Belong. Believe. Behave.
14 August 2017
St John Chrysostom once said “the only person who is free is the one who lives for Christ.” Today’s scripture challenges each of us to understand the gift of freedom through faith.
But first, some context. The Temple Tax was a Jewish tax for the upkeep of the temple and not a Roman tax. When the collectors challenge Peter as to whether Jesus will pay this tax, they are actually challenging His support of the Jewish temple.
I can imagine Peter’s response as one panic, embarrassment, nervousness and confusion as he blurts out a “Yes of course”. But did Jesus really intend to?
When Jesus talks to Peter, He uses the analogy of a king’s choice to collect money either from his children or from the citizens. Peter responds that it is obviously from the citizens and therefore not from the king’s children. In the same way, Jesus seeks Peter to grasp that they are the children of the King of Kings: of God. Through Christ, Peter has been offered a deeply personal relationship with God: a real, experienced, conscious union. Through Christ, he has been made a child of God and by being a child of God, he has a divine freedom.
Jesus does not seek for Peter to cause an uprising with his newfound freedom, to rebel against the temple and refuse to pay the tax. Instead Jesus is saying that Peter has the freedom to support the temple.
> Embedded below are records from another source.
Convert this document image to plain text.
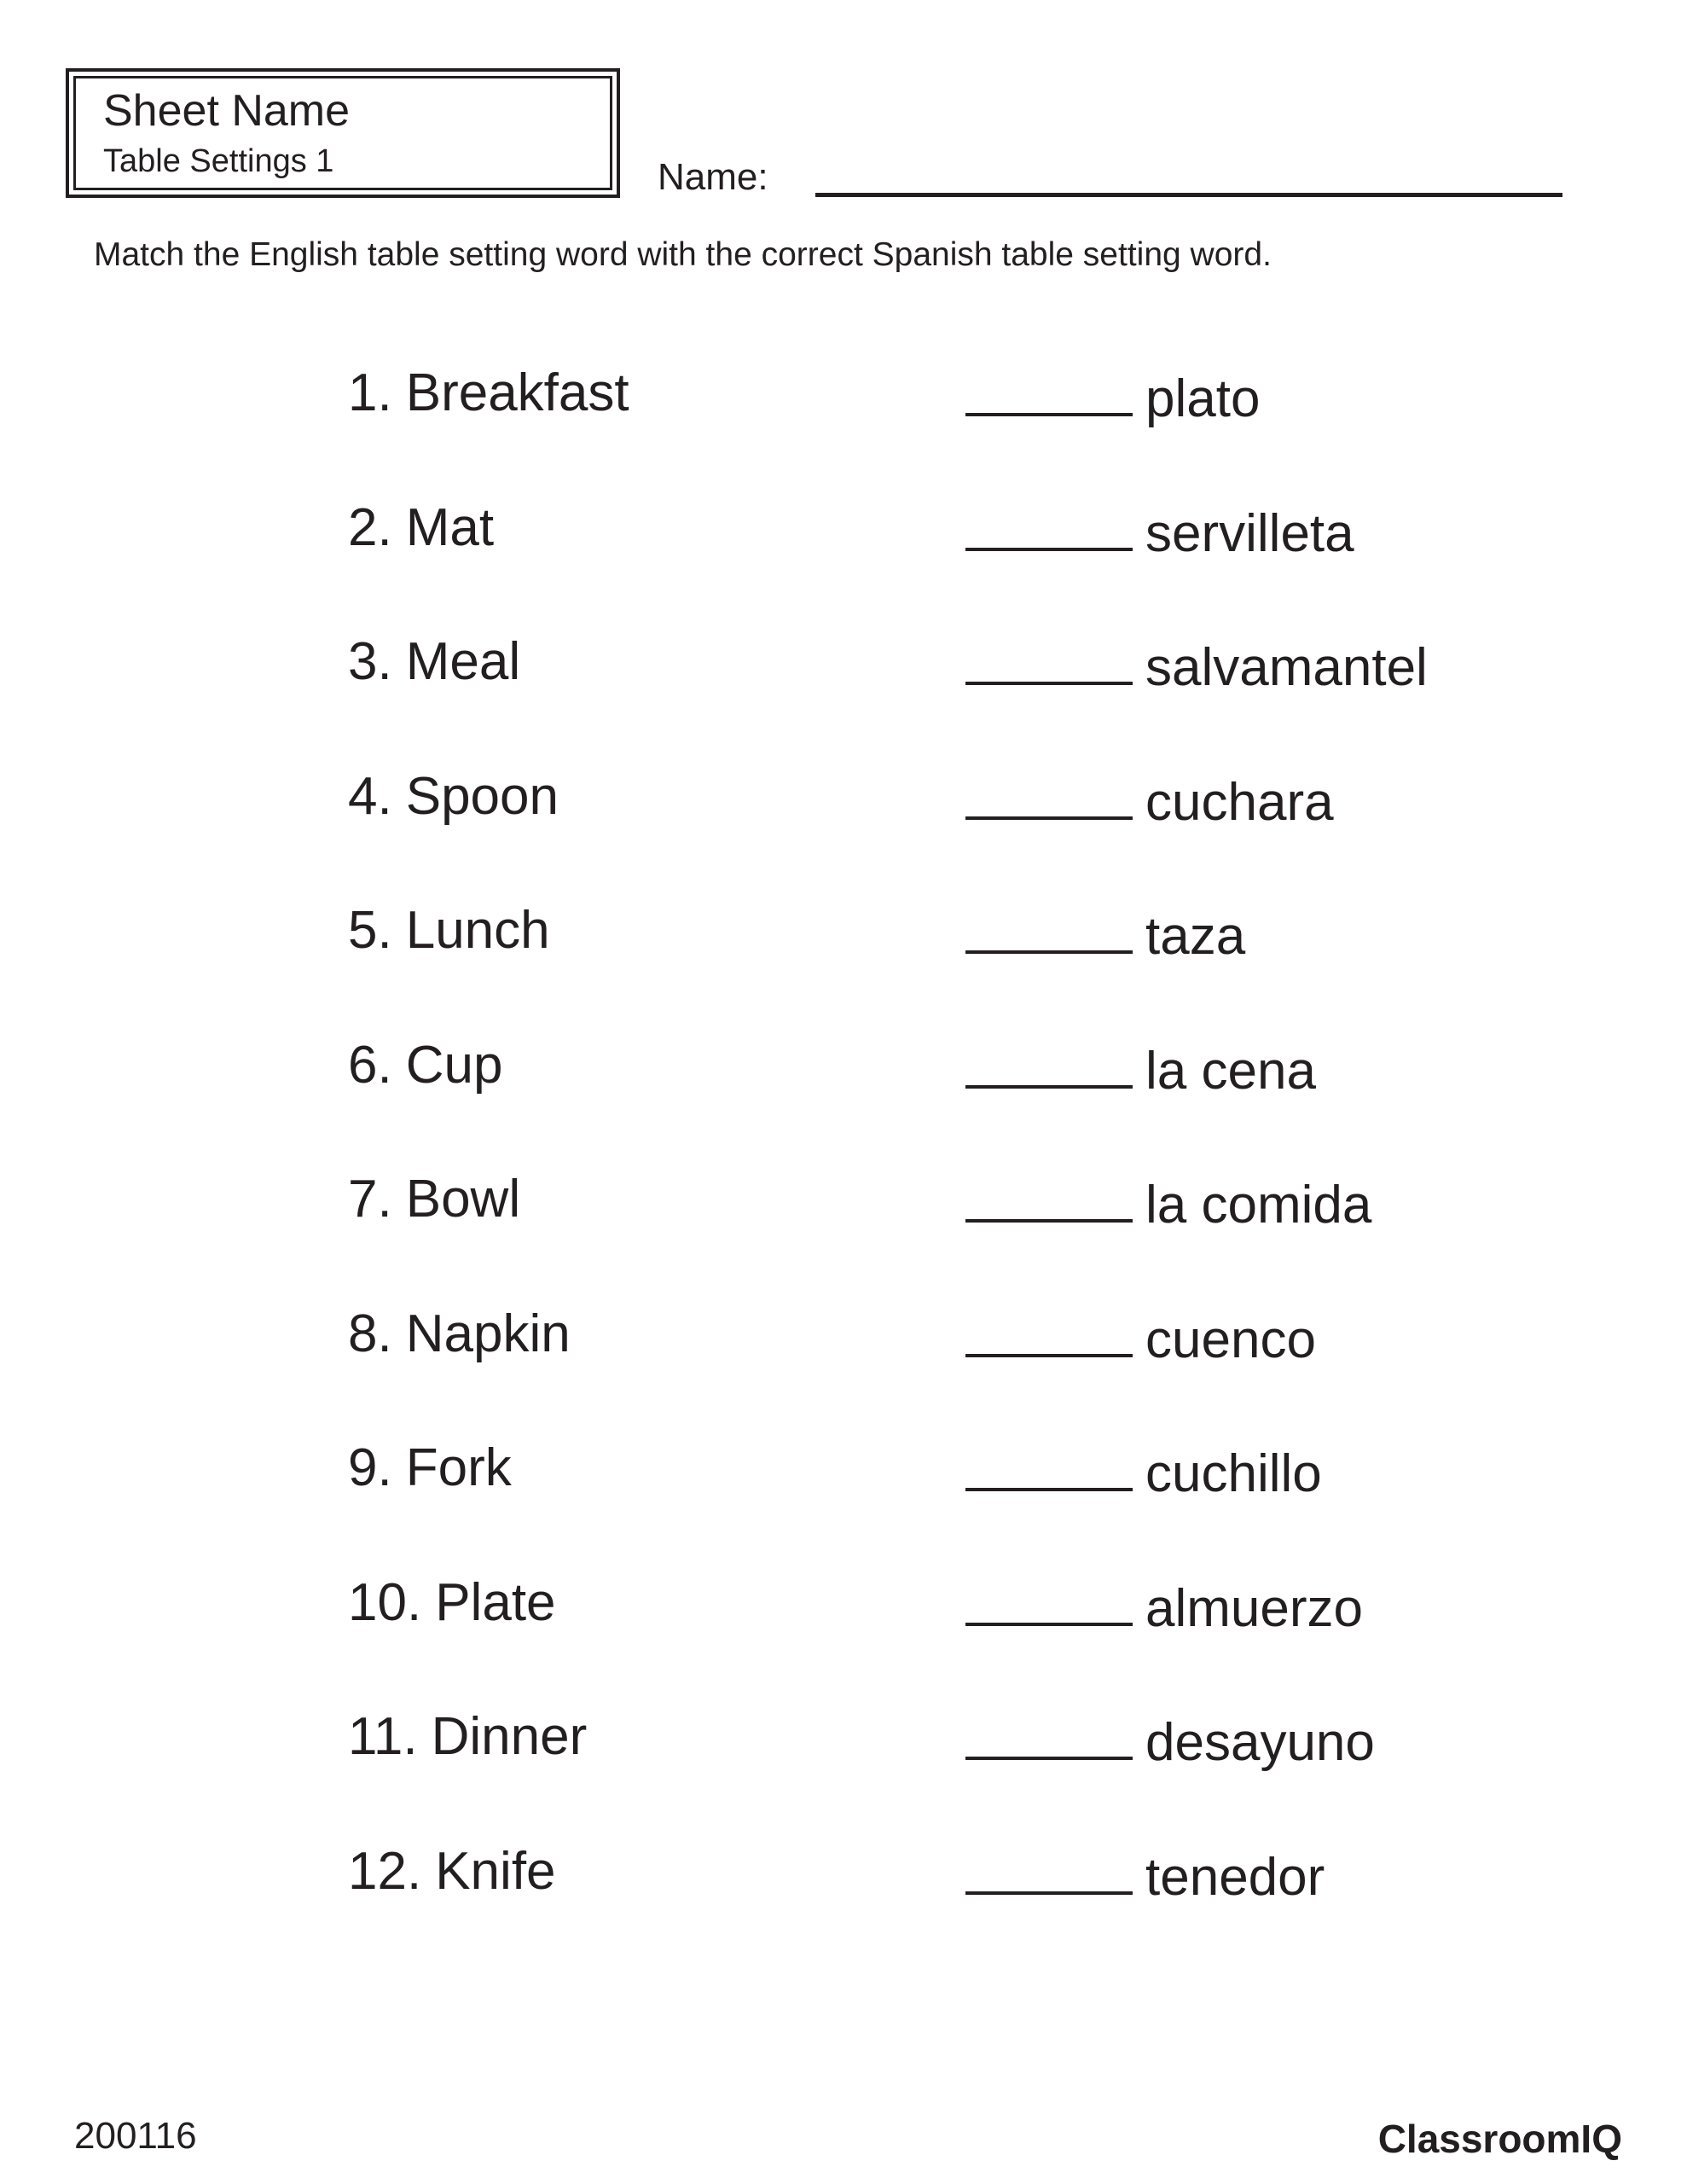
Sheet Name
Table Settings 1	Name:
Match the English table setting word with the correct Spanish table setting word.
1. Breakfast	plato
2. Mat	servilleta
3. Meal	salvamantel
4. Spoon	cuchara
5. Lunch	taza
6. Cup	la cena
7. Bowl	la comida
8. Napkin	cuenco
9. Fork	cuchillo
10. Plate	almuerzo
11. Dinner	desayuno
12. Knife	tenedor
200116	ClassroomIQ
Jesus is seeking to challenge how we come to faith. Rather than acting out of obligation, he wants us to first to belong to a community of brothers and sisters in Christ. From there, deepen in our belief Christ marked by a personal relationship. And finally, live out our faith through the behaviours of the Church.
Understanding faith as a personal encounter with Christ, lived out in community, indicates that the ‘old’ temples will pass away and be replaced by Christ himself as the true meeting place of God.
Finally, when we move in this freedom and love through faith, and not under coercion or constraint, God will work for you in ways you could never dream. The coin in the fish’s mouth is testament to this belief that what may seem impossible will become possible when you are living amidst the new ‘temple’ that is Christ.
How can you live in freedom as a child of God today?